Without understanding metaphor, religious teachings are potentially misleading. That much good comes from even the mistaken grasping at these teachings and these images is undeniable, but this has its limitations.

What does it mean to say we held back from continuous progress towards freedom and ease, towards nibbana, or the Pure Land if we mistakenly take hold of what we see and hear and read about?

I think it has to do with realizing our own nature in relation to these.

Most of the teachings on visualization, prayer, and mantra that I know of make reference to our actualizing the greater meaning of the teachings. Without this, the teachings can become a form of idolatry, which is taking something to be separate, and external to ourselves, eternally.

This may work fora person, maybe even for a long time, a lifetime or more, but it is also a view that we can fall away from, for a variety of reasons.

Teachings in Eastern and Western Traditions encourage us to realize more than the meaning of art, and the words and images andsymbolic actions used to communicate. They encourage us to each become Buddhas and Arhats, Saints, and holy men and women. Anything less than that and the teachings have not yet completed their work in us.

Understanding metaphor is more than a personal matter

Whole lineages within religious traditions can mistakenly grasp metaphor, and when this happens, and the lack of understanding becomes institutionalized, then everyone who follows that tradition, with all that is good in it, also inherits and must struggle to accommodate themselves to the entrenched wrong interpretations of myth and symbolism.

This sounds arrogant, doesn’t it?But consider, if I am right here, then there is so much that is lost, that could otherwise be a part of our individual and collective lives.

Idolatry has its Eastern forms too – as we can see in the offerings in temples and at shrines, participating in ritual without understanding the meaning, and the exaltation of teachers and external forms. As with Western religious traditions, these may lead onward, but there may also be a point where we become stuck, and go no further, and even regress. In each ofthese cases, understanding metaphor correctly is vitally important.

The problems that come from misinterpretation, dogmatism and conflict are very great indeed.

How do we know when the meaning has been communicated?

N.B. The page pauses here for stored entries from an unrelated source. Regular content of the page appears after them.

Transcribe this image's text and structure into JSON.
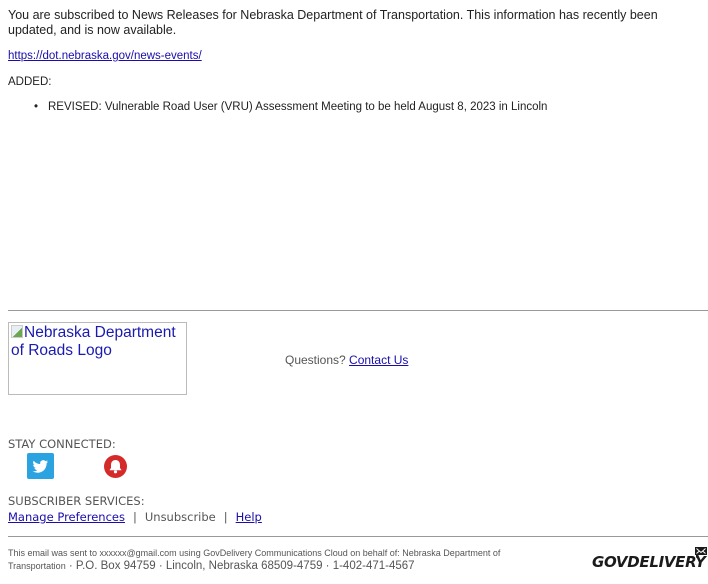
{
  "intro_text": "You are subscribed to News Releases for Nebraska Department of Transportation. This information has recently been updated, and is now available.",
  "news_link": "https://dot.nebraska.gov/news-events/",
  "added_label": "ADDED:",
  "items": [
    {
      "text": "REVISED: Vulnerable Road User (VRU) Assessment Meeting to be held August 8, 2023 in Lincoln"
    }
  ],
  "logo_alt": "Nebraska Department of Roads Logo",
  "questions": {
    "label": "Questions?",
    "link": "Contact Us"
  },
  "stay_connected": {
    "label": "STAY CONNECTED:",
    "icons": [
      {
        "name": "twitter-icon",
        "color": "#2aa3e0"
      },
      {
        "name": "bell-icon",
        "color": "#d42a2a"
      }
    ]
  },
  "subscriber_services": {
    "label": "SUBSCRIBER SERVICES:",
    "manage": "Manage Preferences",
    "separator": "|",
    "unsubscribe": "Unsubscribe",
    "help": "Help"
  },
  "footer": {
    "line1": "This email was sent to xxxxxx@gmail.com using GovDelivery Communications Cloud on behalf of: Nebraska Department of",
    "line2_small": "Transportation",
    "line2_big": " · P.O. Box 94759 · Lincoln, Nebraska 68509-4759 · 1-402-471-4567",
    "brand": "GOVDELIVERY"
  }
}
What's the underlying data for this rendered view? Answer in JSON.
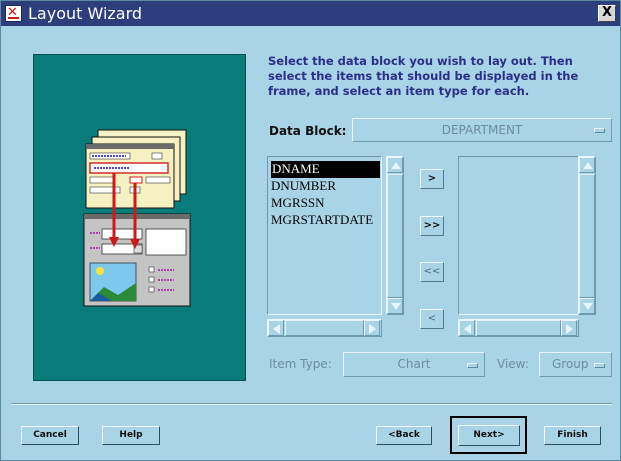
{
  "window": {
    "title": "Layout Wizard",
    "close_glyph": "X",
    "icon": "oracle-x-icon"
  },
  "instructions": "Select the data block you wish to lay out. Then select the items that should be displayed in the frame, and select an item type for each.",
  "data_block": {
    "label": "Data Block:",
    "value": "DEPARTMENT"
  },
  "available_items": [
    "DNAME",
    "DNUMBER",
    "MGRSSN",
    "MGRSTARTDATE"
  ],
  "selected_index": 0,
  "move_buttons": {
    "move_one": ">",
    "move_all": ">>",
    "remove_all": "<<",
    "remove_one": "<"
  },
  "item_type": {
    "label": "Item Type:",
    "value": "Chart"
  },
  "view": {
    "label": "View:",
    "value": "Group"
  },
  "buttons": {
    "cancel": "Cancel",
    "help": "Help",
    "back": "<Back",
    "next": "Next>",
    "finish": "Finish"
  },
  "colors": {
    "background": "#a9d3e6",
    "titlebar": "#2c3f7c",
    "illustration_bg": "#0a7b7b",
    "instruction_text": "#2b2f88"
  }
}
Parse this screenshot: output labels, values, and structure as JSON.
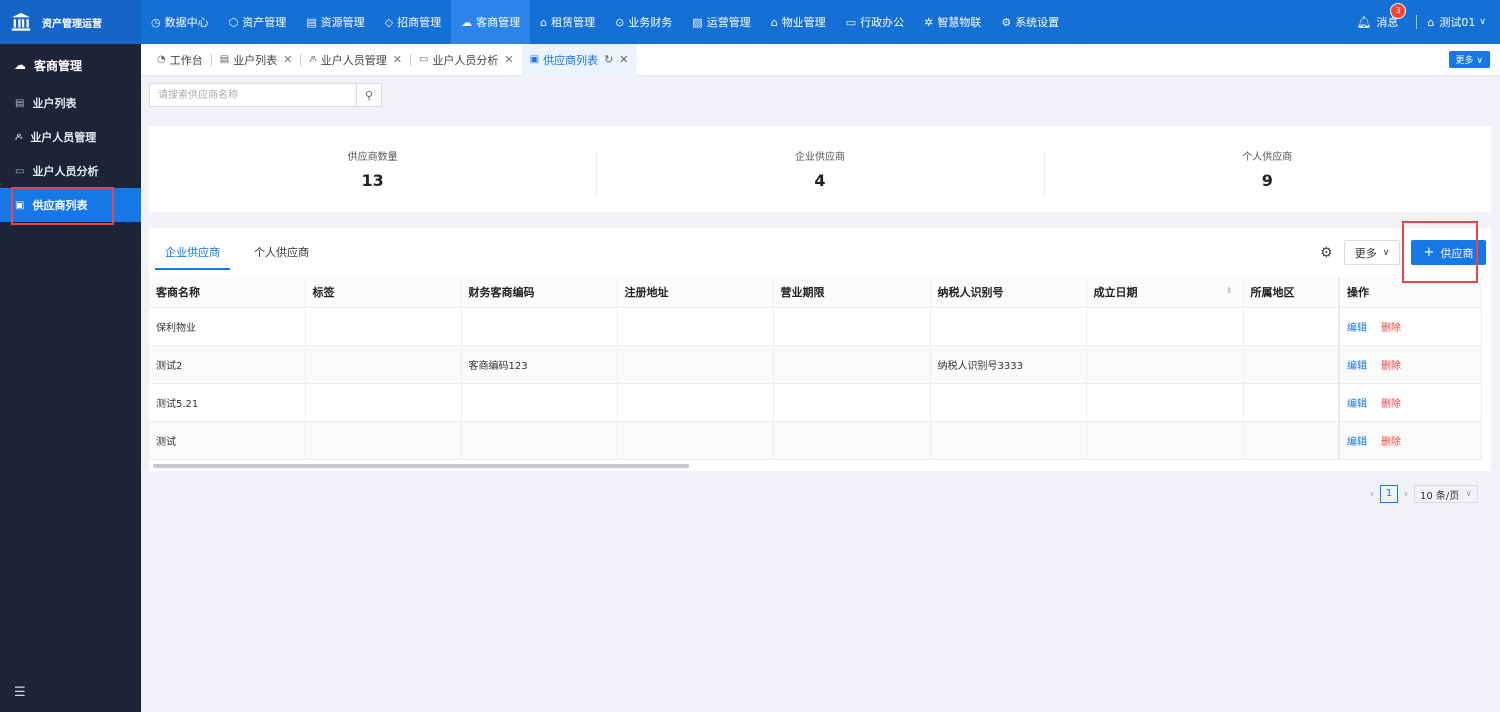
{
  "app": {
    "title": "资产管理运营"
  },
  "topnav": [
    {
      "icon": "clock-icon",
      "glyph": "◷",
      "label": "数据中心"
    },
    {
      "icon": "cube-icon",
      "glyph": "⬡",
      "label": "资产管理"
    },
    {
      "icon": "building-icon",
      "glyph": "▤",
      "label": "资源管理"
    },
    {
      "icon": "tag-icon",
      "glyph": "◇",
      "label": "招商管理"
    },
    {
      "icon": "cloud-user-icon",
      "glyph": "☁",
      "label": "客商管理"
    },
    {
      "icon": "house-icon",
      "glyph": "⌂",
      "label": "租赁管理"
    },
    {
      "icon": "coin-icon",
      "glyph": "⊙",
      "label": "业务财务"
    },
    {
      "icon": "chart-icon",
      "glyph": "▧",
      "label": "运营管理"
    },
    {
      "icon": "home-icon",
      "glyph": "⌂",
      "label": "物业管理"
    },
    {
      "icon": "monitor-icon",
      "glyph": "▭",
      "label": "行政办公"
    },
    {
      "icon": "atom-icon",
      "glyph": "✲",
      "label": "智慧物联"
    },
    {
      "icon": "gear-icon",
      "glyph": "⚙",
      "label": "系统设置"
    }
  ],
  "header": {
    "messages_label": "消息",
    "messages_count": "3",
    "user_name": "测试01"
  },
  "sidebar": {
    "title": "客商管理",
    "items": [
      {
        "label": "业户列表",
        "glyph": "▤"
      },
      {
        "label": "业户人员管理",
        "glyph": "ዶ"
      },
      {
        "label": "业户人员分析",
        "glyph": "▭"
      },
      {
        "label": "供应商列表",
        "glyph": "▣"
      }
    ]
  },
  "tabs": [
    {
      "label": "工作台",
      "glyph": "◔"
    },
    {
      "label": "业户列表",
      "glyph": "▤"
    },
    {
      "label": "业户人员管理",
      "glyph": "ዶ"
    },
    {
      "label": "业户人员分析",
      "glyph": "▭"
    },
    {
      "label": "供应商列表",
      "glyph": "▣"
    }
  ],
  "tabs_more": "更多",
  "search": {
    "placeholder": "请搜索供应商名称"
  },
  "stats": [
    {
      "label": "供应商数量",
      "value": "13"
    },
    {
      "label": "企业供应商",
      "value": "4"
    },
    {
      "label": "个人供应商",
      "value": "9"
    }
  ],
  "panel": {
    "tabs": [
      "企业供应商",
      "个人供应商"
    ],
    "more": "更多",
    "add": "供应商"
  },
  "table": {
    "columns": [
      "客商名称",
      "标签",
      "财务客商编码",
      "注册地址",
      "营业期限",
      "纳税人识别号",
      "成立日期",
      "所属地区",
      "操作"
    ],
    "rows": [
      [
        "保利物业",
        "",
        "",
        "",
        "",
        "",
        "",
        ""
      ],
      [
        "测试2",
        "",
        "客商编码123",
        "",
        "",
        "纳税人识别号3333",
        "",
        ""
      ],
      [
        "测试5.21",
        "",
        "",
        "",
        "",
        "",
        "",
        ""
      ],
      [
        "测试",
        "",
        "",
        "",
        "",
        "",
        "",
        ""
      ]
    ],
    "edit": "编辑",
    "delete": "删除"
  },
  "pagination": {
    "current": "1",
    "page_size": "10 条/页"
  },
  "colors": {
    "primary": "#1677e6",
    "topbar": "#1570d6",
    "sidebar": "#1d2438",
    "danger": "#f5453d",
    "highlight": "#e8474a"
  }
}
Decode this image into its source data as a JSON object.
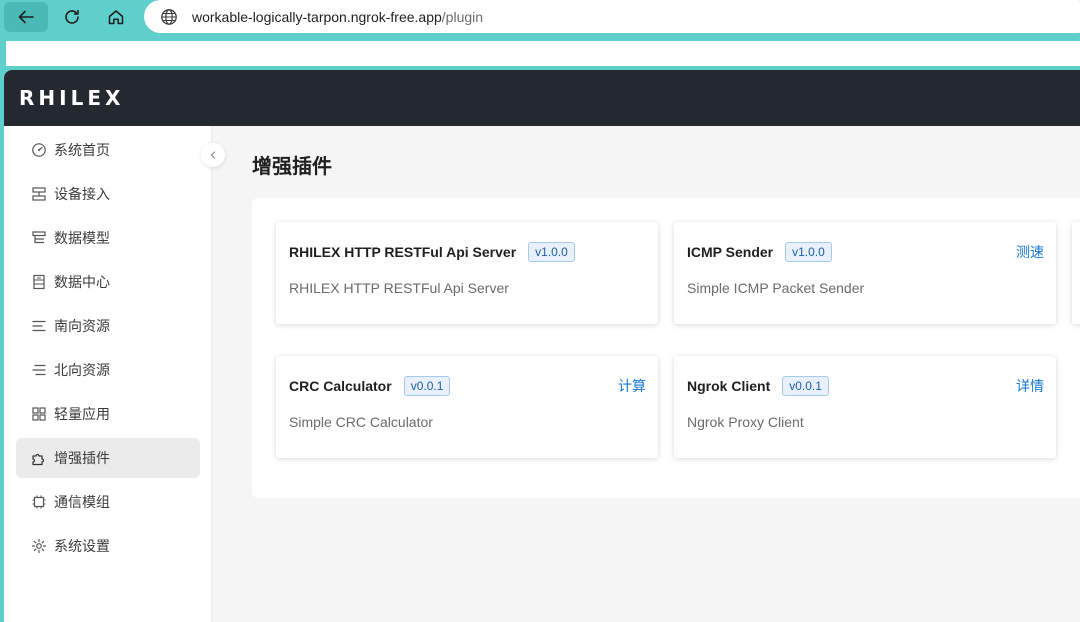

Poetry and metaphor should move a person. Understanding the mysteries that are shown in teachings, they are evocative. We can say, a door opens. We enter into the timeless truth of teachings, and experience what they are talking about.

A right understanding of poetry then is essential for peace in our lives and in our world.

I don’t know how else to approach this problem, other than to begin writing about it. I’ve thought about this for a while now, and watched the effects in myself of either understanding, or missing the point.

There is certainly something mysterious going on, both in the profligate universal communication of truth through the medium of spiritual imagery and teachings, and the understanding that can arise for a person. If it were as simple and straightforward as a math equation, then the challenge of gaining wisdom would have been solved for us all a long time ago.

It seems the best I can do at this point is to try and show the great differences in result between a mistaken way of receiving images, metaphor and poetry, and a way that is personally effective, a balm and sustenance for our entire world.